Monday, December 28, 2009

The China Bubble (4)

Gady Epstein, Forbes Magazine, dated December 28, 2009-

Assuming China’s reckoning does arrive some day, it’s impossible to say whether it might presage Japan-style deflation, Russian-style hyperinflation or American-style stagnation. For now, private, semiprivate and state-owned enterprises are getting creative to keep the boom alive. Some cash-starved local governments are believed to be asking companies to prepay 2010 corporate taxes to meet this year’s budgets. It’s the kind of monkeyshines you might expect in New Jersey or California, not in supposedly cash-rich China.

Related-party transactions are another popular funding source. Hainan Expressway Co. in southern China is a government-owned outfit deep in hock. In the last year it has lent some $40 million to its founding shareholder, the Hainan Department of Transportation, and booked the loan due as an asset on its balance sheet. This classification provides the Hainan Expressway with additional collateral to borrow even more in new construction loans from state-owned financial institutions and increases the risk that it will eventually default, according to Northwestern’s Shih.

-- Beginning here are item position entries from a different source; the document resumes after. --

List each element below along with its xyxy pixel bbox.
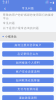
- staticText: ⌂: [50, 6, 52, 10]
- staticText: 退款政策说明: [19, 96, 37, 100]
- staticText: 常见问题: [3, 22, 15, 25]
- staticText: ‹: [4, 5, 6, 12]
- staticText: 尊敬的用户您好感谢您使用我们的服务平台: [3, 13, 54, 20]
- staticText: 如何修改个人资料: [16, 61, 40, 64]
- button[interactable]: Home: [48, 5, 54, 12]
- staticText: 以下是用户最常咨询的问题: [3, 26, 39, 30]
- button[interactable]: 支付与发票问题: [2, 86, 54, 92]
- staticText: 忘记密码怎么办: [18, 52, 38, 56]
- staticText: 小橘条款: [5, 35, 17, 38]
- staticText: 如何联系在线客服: [16, 79, 40, 82]
- staticText: 支付与发票问题: [18, 88, 38, 91]
- button[interactable]: 如何注册并登录账户: [2, 42, 54, 48]
- button[interactable]: 退款政策说明: [2, 95, 54, 100]
- staticText: ıll ᯤ ▮: [46, 1, 54, 4]
- staticText: 账户安全设置说明: [16, 70, 40, 73]
- staticText: 如何注册并登录账户: [14, 44, 42, 47]
- button[interactable]: Back: [2, 5, 8, 12]
- button[interactable]: 如何联系在线客服: [2, 78, 54, 83]
- button[interactable]: 账户安全设置说明: [2, 69, 54, 74]
- button[interactable]: 忘记密码怎么办: [2, 51, 54, 57]
- button[interactable]: 如何修改个人资料: [2, 60, 54, 65]
- staticText: 9:41: [2, 1, 10, 4]
- staticText: 常见问题: [22, 7, 34, 10]
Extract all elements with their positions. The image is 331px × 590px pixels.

Western and Hong Kong investors are in on the frenzy, too. Evergrande Real Estate Group, a Guangzhou developer, recently staved off a default on short-term debt by raising $800 million in a Hong Kong initial offering, which bestowed it with a $14 billion market cap. But whom is it kidding? Sixty percent of its “profit” this year is expected to come from increasing the reported value of its properties, a ploy that is a common source of earnings for Chinese real estate developers.

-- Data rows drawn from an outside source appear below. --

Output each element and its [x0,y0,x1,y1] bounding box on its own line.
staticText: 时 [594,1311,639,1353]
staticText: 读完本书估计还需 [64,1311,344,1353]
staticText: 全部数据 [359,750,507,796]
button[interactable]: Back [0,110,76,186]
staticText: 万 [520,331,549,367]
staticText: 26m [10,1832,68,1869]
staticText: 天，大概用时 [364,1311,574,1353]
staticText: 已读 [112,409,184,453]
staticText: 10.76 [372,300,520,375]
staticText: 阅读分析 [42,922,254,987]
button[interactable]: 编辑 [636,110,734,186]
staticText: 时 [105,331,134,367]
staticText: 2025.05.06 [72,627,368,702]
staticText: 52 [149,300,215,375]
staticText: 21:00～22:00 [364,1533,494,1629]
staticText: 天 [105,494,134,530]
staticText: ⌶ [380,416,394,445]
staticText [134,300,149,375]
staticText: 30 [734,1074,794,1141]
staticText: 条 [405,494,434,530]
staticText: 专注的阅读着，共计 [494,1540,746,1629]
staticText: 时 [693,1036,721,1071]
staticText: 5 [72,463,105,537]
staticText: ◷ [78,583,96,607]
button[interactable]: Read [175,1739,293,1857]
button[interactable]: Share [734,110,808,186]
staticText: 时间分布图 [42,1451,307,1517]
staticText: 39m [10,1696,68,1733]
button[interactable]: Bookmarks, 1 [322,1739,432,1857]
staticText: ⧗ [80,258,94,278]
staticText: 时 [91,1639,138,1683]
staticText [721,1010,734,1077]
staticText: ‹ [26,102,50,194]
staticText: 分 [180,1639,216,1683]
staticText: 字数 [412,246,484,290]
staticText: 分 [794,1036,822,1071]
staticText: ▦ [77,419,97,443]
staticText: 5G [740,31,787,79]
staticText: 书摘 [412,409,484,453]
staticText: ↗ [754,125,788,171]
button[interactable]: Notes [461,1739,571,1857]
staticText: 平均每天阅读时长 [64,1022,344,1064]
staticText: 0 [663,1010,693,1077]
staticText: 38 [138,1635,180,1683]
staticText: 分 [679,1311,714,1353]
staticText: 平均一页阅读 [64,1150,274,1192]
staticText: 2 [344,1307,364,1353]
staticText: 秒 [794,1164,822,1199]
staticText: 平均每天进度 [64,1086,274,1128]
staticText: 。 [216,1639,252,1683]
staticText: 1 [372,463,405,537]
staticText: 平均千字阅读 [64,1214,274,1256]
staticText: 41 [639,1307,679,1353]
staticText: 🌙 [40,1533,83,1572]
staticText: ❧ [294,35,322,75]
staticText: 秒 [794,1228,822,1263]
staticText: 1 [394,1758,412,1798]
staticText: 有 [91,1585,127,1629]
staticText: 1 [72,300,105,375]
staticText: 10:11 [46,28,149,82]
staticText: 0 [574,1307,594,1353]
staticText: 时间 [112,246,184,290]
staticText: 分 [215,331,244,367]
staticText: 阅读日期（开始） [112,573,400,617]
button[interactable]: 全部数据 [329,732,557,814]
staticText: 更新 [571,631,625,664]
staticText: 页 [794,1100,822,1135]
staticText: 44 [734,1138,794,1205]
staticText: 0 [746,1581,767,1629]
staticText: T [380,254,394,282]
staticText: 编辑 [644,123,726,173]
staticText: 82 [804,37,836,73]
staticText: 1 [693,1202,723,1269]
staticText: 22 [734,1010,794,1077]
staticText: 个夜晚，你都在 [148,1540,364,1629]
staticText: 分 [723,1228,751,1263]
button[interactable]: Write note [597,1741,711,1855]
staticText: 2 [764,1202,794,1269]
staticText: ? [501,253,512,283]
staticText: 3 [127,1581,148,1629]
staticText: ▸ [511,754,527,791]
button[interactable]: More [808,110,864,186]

As is typical in the later stages of property booms, many investors in China appear to have discarded rental yields as a measure of how much a building is worth in favor of greater-fool pricing. In downtown Beijing office towers sold this year for $400 per square foot, despite the fact that many were unleased and many more are under construction. The leading buyers: state-owned enterprises, including banks and insurers.

Warning Signs

Asset flipping can go on only so long. At some point you need paying tenants.

–Developers highly leveraged, dependent on easy credit.

–Government funding via debt and land sales to state-owned corporations, prepayment of corporate taxes.

–Total outstanding debt approaching Japan’s precrash level.